Looking online is great, and it is certainly worth researching on the internet first – reading reviews, narrowing down your search to 2 or 3 models. But there is nothing quite like seeing the pushchairs in real life. You can try the fold, push them around, test out the recline, and even try the accessories out for size. If you then want to go away and order online – great. But at least you will know what it is you are getting, and you will know that it suits you.

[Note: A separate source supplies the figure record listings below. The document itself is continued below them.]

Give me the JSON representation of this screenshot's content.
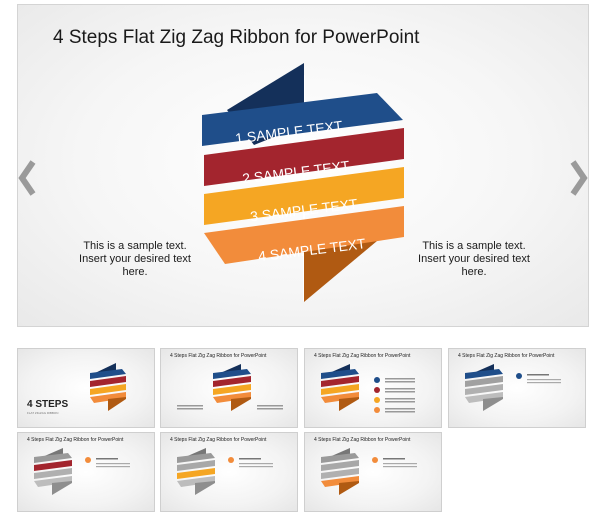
{
  "slide": {
    "title": "4 Steps Flat Zig Zag Ribbon for PowerPoint",
    "left_text": [
      "This is a sample text.",
      "Insert your desired text",
      "here."
    ],
    "right_text": [
      "This is a sample text.",
      "Insert your desired text",
      "here."
    ],
    "ribbons": [
      {
        "label": "1 SAMPLE TEXT",
        "color": "#1f4e8a"
      },
      {
        "label": "2 SAMPLE TEXT",
        "color": "#a3252e"
      },
      {
        "label": "3 SAMPLE TEXT",
        "color": "#f5a623"
      },
      {
        "label": "4 SAMPLE TEXT",
        "color": "#f28c3b"
      }
    ],
    "fold_colors": {
      "top": "#14305a",
      "bottom": "#b05a12"
    }
  },
  "navigation": {
    "prev_icon": "chevron-left-icon",
    "next_icon": "chevron-right-icon",
    "arrow_color": "#9a9a9a"
  },
  "thumbnails": [
    {
      "id": "thumb-1",
      "title": "",
      "cover": "4 STEPS",
      "cover_sub": "FLAT ZIGZAG RIBBON"
    },
    {
      "id": "thumb-2",
      "title": "4 Steps Flat Zig Zag Ribbon for PowerPoint"
    },
    {
      "id": "thumb-3",
      "title": "4 Steps Flat Zig Zag Ribbon for PowerPoint"
    },
    {
      "id": "thumb-4",
      "title": "4 Steps Flat Zig Zag Ribbon for PowerPoint"
    },
    {
      "id": "thumb-5",
      "title": "4 Steps Flat Zig Zag Ribbon for PowerPoint"
    },
    {
      "id": "thumb-6",
      "title": "4 Steps Flat Zig Zag Ribbon for PowerPoint"
    },
    {
      "id": "thumb-7",
      "title": "4 Steps Flat Zig Zag Ribbon for PowerPoint"
    }
  ]
}
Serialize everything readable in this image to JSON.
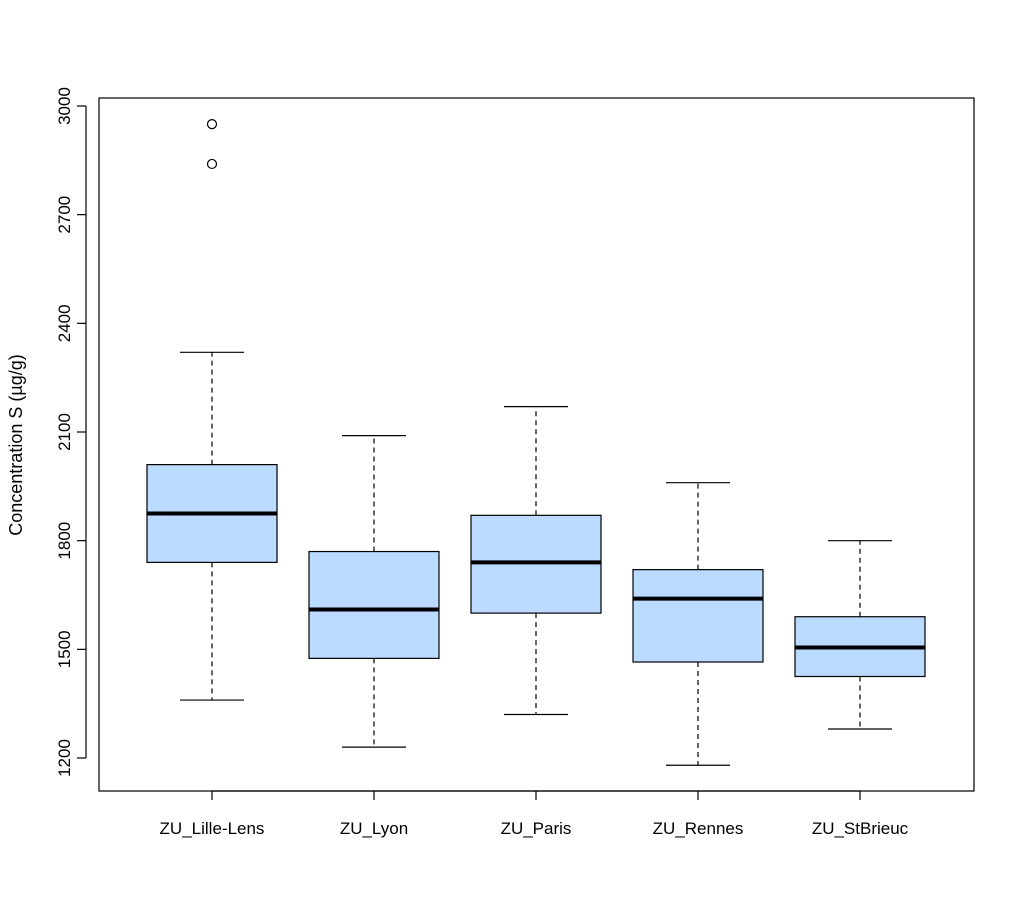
{
  "chart_data": {
    "type": "boxplot",
    "title": "",
    "xlabel": "",
    "ylabel": "Concentration S (µg/g)",
    "ylim": [
      1110,
      3020
    ],
    "yticks": [
      1200,
      1500,
      1800,
      2100,
      2400,
      2700,
      3000
    ],
    "box_color": "#bbdaff",
    "categories": [
      "ZU_Lille-Lens",
      "ZU_Lyon",
      "ZU_Paris",
      "ZU_Rennes",
      "ZU_StBrieuc"
    ],
    "boxes": [
      {
        "whisker_low": 1360,
        "q1": 1740,
        "median": 1875,
        "q3": 2010,
        "whisker_high": 2320,
        "outliers": [
          2840,
          2950
        ]
      },
      {
        "whisker_low": 1230,
        "q1": 1475,
        "median": 1610,
        "q3": 1770,
        "whisker_high": 2090,
        "outliers": []
      },
      {
        "whisker_low": 1320,
        "q1": 1600,
        "median": 1740,
        "q3": 1870,
        "whisker_high": 2170,
        "outliers": []
      },
      {
        "whisker_low": 1180,
        "q1": 1465,
        "median": 1640,
        "q3": 1720,
        "whisker_high": 1960,
        "outliers": []
      },
      {
        "whisker_low": 1280,
        "q1": 1425,
        "median": 1505,
        "q3": 1590,
        "whisker_high": 1800,
        "outliers": []
      }
    ]
  }
}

• Set a budget before you go.
It is all too easy to be swayed by the all singing, all dancing luxury model (I know, I have been there). But it may not be the one for you – and it may well not be in budget. Know what you can afford to spend comfortably, and ONLY look at pushchairs in that price range.
• Consider pre-loved.
A lot of people shy away from pre-loved pushchairs, but there are some real bargains to be had if you look carefully. The majority of owners really look after their set of wheels, and so a pre-loved pushchair can be in great nick. Make sure you always view before buying, and take someone along with you for a second opinion.
• Make sure you only buy the accessories you will
Most pushchairs these days will have a whole host of optional extras – but take care to only buy the ones you will need. A travel bag is great – but if you don’t intend to travel very far then it’s probably not necessary. Car seat adaptors are a great little extra – but if you have a fixed car seat or don’t intend to use your pushchair as a travel system – don’t buy them!
• Don’t be afraid to negotiate.
This ties in with the point above. If the pushchair comes with car seat adaptors which you won’t use, ask if you can leave those and have the price knocked off the package deal, or enquire whether they could be swapped for a more useful accessory for you. The worst that can happen is the sales assistant will say no – but if you don’t ask you don’t get. It might just be worth it, and it might save you a few pennies along the way.
Pushchair shopping can be confusing, daunting and expensive. But if you plan beforehand and go with a clear idea of what you need, it can be a breeze.
What would your advice be? Do you have any top tips to make things easier?